Alexandre Koberidzes zweiter Spielfilm entführt in eine magische und komische Realität. Die Farbgestaltung bewegt sich in ein Sepia. Die Szenen sind oft wie Wimmelbilder aufgebaut. Jedes Detail kann hier eine neue Geschichte eröffnen, die dank des Erzählers (übrigens Koberidze selbst) aber immer wieder zu den zwei getrennten Liebenden zurückfindet. Dialoge gibt es wenige. Aber Spiel umso mehr. Die Einfälle sind dabei so charmant wie skurril. Während die erste Begegnung Lisas und Georgis in einer Nahaufnahme ihrer Beine erzählt wird, zeigt sich die zweite Begegnung aus der Vogelperspektive, und die beiden Liebenden sind nur noch als Silhouetten zu erkennen. Die schrullige Poetik entsteht nicht nur in den fantastischen Momenten und der Bildgestaltung, sondern auch immer wieder aus den Alltagselementen heraus. Bilder werden früher eingeleitet oder ausgeschwenkt in kleine Szenerien. Kurze Impressionen von Gegenständen, einer Gruppe Jugendlicher, die durch die Stadt zieht, oder die chaotische Tonspur in einer Musikschule führen in die Mini-Welten, die sich parallel zur Haupthandlung abspielen.

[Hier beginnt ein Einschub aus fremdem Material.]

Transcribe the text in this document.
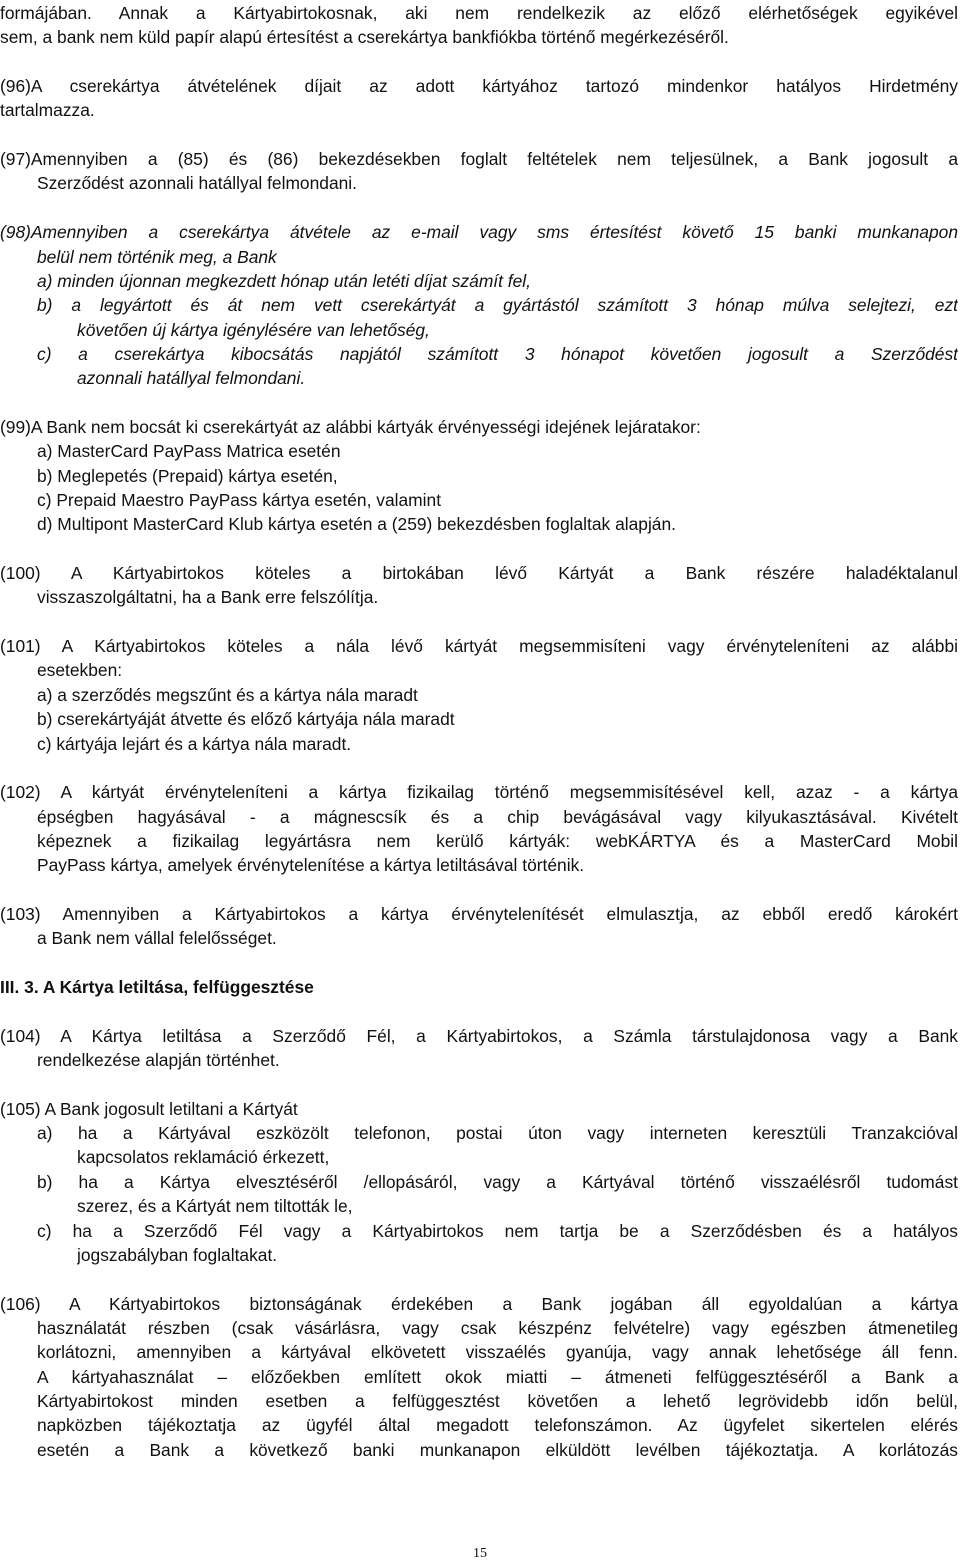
formájában. Annak a Kártyabirtokosnak, aki nem rendelkezik az előző elérhetőségek egyikével
sem, a bank nem küld papír alapú értesítést a cserekártya bankfiókba történő megérkezéséről.
(96)A cserekártya átvételének díjait az adott kártyához tartozó mindenkor hatályos Hirdetmény
tartalmazza.
(97)Amennyiben a (85) és (86) bekezdésekben foglalt feltételek nem teljesülnek, a Bank jogosult a
Szerződést azonnali hatállyal felmondani.
(98)Amennyiben a cserekártya átvétele az e-mail vagy sms értesítést követő 15 banki munkanapon
belül nem történik meg, a Bank
a) minden újonnan megkezdett hónap után letéti díjat számít fel,
b) a legyártott és át nem vett cserekártyát a gyártástól számított 3 hónap múlva selejtezi, ezt
követően új kártya igénylésére van lehetőség,
c) a cserekártya kibocsátás napjától számított 3 hónapot követően jogosult a Szerződést
azonnali hatállyal felmondani.
(99)A Bank nem bocsát ki cserekártyát az alábbi kártyák érvényességi idejének lejáratakor:
a) MasterCard PayPass Matrica esetén
b) Meglepetés (Prepaid) kártya esetén,
c) Prepaid Maestro PayPass kártya esetén, valamint
d) Multipont MasterCard Klub kártya esetén a (259) bekezdésben foglaltak alapján.
(100) A Kártyabirtokos köteles a birtokában lévő Kártyát a Bank részére haladéktalanul
visszaszolgáltatni, ha a Bank erre felszólítja.
(101) A Kártyabirtokos köteles a nála lévő kártyát megsemmisíteni vagy érvényteleníteni az alábbi
esetekben:
a) a szerződés megszűnt és a kártya nála maradt
b) cserekártyáját átvette és előző kártyája nála maradt
c) kártyája lejárt és a kártya nála maradt.
(102) A kártyát érvényteleníteni a kártya fizikailag történő megsemmisítésével kell, azaz - a kártya
épségben hagyásával - a mágnescsík és a chip bevágásával vagy kilyukasztásával. Kivételt
képeznek a fizikailag legyártásra nem kerülő kártyák: webKÁRTYA és a MasterCard Mobil
PayPass kártya, amelyek érvénytelenítése a kártya letiltásával történik.
(103) Amennyiben a Kártyabirtokos a kártya érvénytelenítését elmulasztja, az ebből eredő károkért
a Bank nem vállal felelősséget.
III. 3. A Kártya letiltása, felfüggesztése
(104) A Kártya letiltása a Szerződő Fél, a Kártyabirtokos, a Számla társtulajdonosa vagy a Bank
rendelkezése alapján történhet.
(105) A Bank jogosult letiltani a Kártyát
a) ha a Kártyával eszközölt telefonon, postai úton vagy interneten keresztüli Tranzakcióval
kapcsolatos reklamáció érkezett,
b) ha a Kártya elvesztéséről /ellopásáról, vagy a Kártyával történő visszaélésről tudomást
szerez, és a Kártyát nem tiltották le,
c) ha a Szerződő Fél vagy a Kártyabirtokos nem tartja be a Szerződésben és a hatályos
jogszabályban foglaltakat.
(106) A Kártyabirtokos biztonságának érdekében a Bank jogában áll egyoldalúan a kártya
használatát részben (csak vásárlásra, vagy csak készpénz felvételre) vagy egészben átmenetileg
korlátozni, amennyiben a kártyával elkövetett visszaélés gyanúja, vagy annak lehetősége áll fenn.
A kártyahasználat – előzőekben említett okok miatti – átmeneti felfüggesztéséről a Bank a
Kártyabirtokost minden esetben a felfüggesztést követően a lehető legrövidebb időn belül,
napközben tájékoztatja az ügyfél által megadott telefonszámon. Az ügyfelet sikertelen elérés
esetén a Bank a következő banki munkanapon elküldött levélben tájékoztatja. A korlátozás
15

Neben der Liebe ist die Fußball-WM das große Thema: Bolzende Kinder, über die hinweg Gianna Nannini ihren legendären WM-Hit schmettert, fußballschauende Straßenhunde und historische Public-Viewing-Lokalitäten Kutaissis ergeben einen Strauß absurd komischer Ausflüge. Aber die WM steht auch als Brücke zur Realität. Während der Erzähler die Geschichte in eine wage Zeit unheimlicher Brutalität versetzt, die sich aber im ruhigen Treiben der Stadt nicht zeigt, wird mit der Verlautbarung der Gegnerteams im Endspiel klar, es ist das Jahr 2014. Das Jahr des Politischen Novembers in Georgien und des Ukraine-Konflikts in der geografischen Nachbarschaft. Koberidze lässt es hinter Georgiens Bergen donnern. Die Aktualität darin ist bedrückend. Aber die märchenhafte Erzählung des Films hat dem etwas Tröstliches entgegenzusetzen: So grausam und willkürlich unsere Welt ist, es gibt auch das Gute darin und die Resilienz der Menschen ist unermesslich.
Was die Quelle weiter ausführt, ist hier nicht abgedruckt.